Fresh veggies feature prominently in many of Bialy Bird's baked goods.

The basis for all these, of course, is the dough. Not just any dough, but a sourdough, which also just happens to be vegan. “It’s something I’ve been passionate about forever,” says Thompson. He’s recently switched from flour from Bob’s Red Mill to flour from Cairnspring Mills, located in Washington’s Skagit Valley. “Ultimately what we get is a higher percentage of the whole grain in the flour without sacrificing any of the extensibility,” says Thompson.

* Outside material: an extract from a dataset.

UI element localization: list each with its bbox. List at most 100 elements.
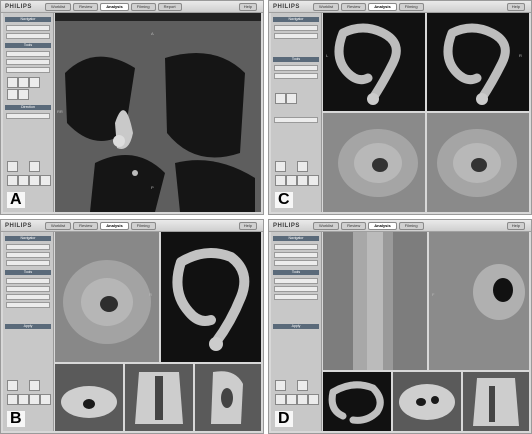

Extensibility refers to the stretchiness of the dough that all-purpose flour typically provides; Cairnspring’s flour has that quality, while providing the nutrition and flavor found in whole wheat flour.

I haven’t had many bialys in my life, so I can’t say how the bialys at Bialy Bird stack up next to their more classical counterparts at Manhattan corner bagel counters. What I do know, however, is that they’re delicious, snack-sized pieces of bread—and if you schedule your pick-up time toward the earlier side of things, they might even be warm, as mine were. I might even describe them as danish-sized pizzas. Regardless, they’re worth a try.

Bialys must be pre-ordered online; ordering is open until August 19 at 2 p.m. for Bialy Bird’s next all-vegan pop-up in collaboration with vegan food lover Waz Wu’s Portland chapter of Veganizer, which takes place at Bernstein’s Bagels on August 21 from 3 p.m. to 5 p.m. If you miss that one, the next pre-order window is on August 23, for a pop-up on August 26.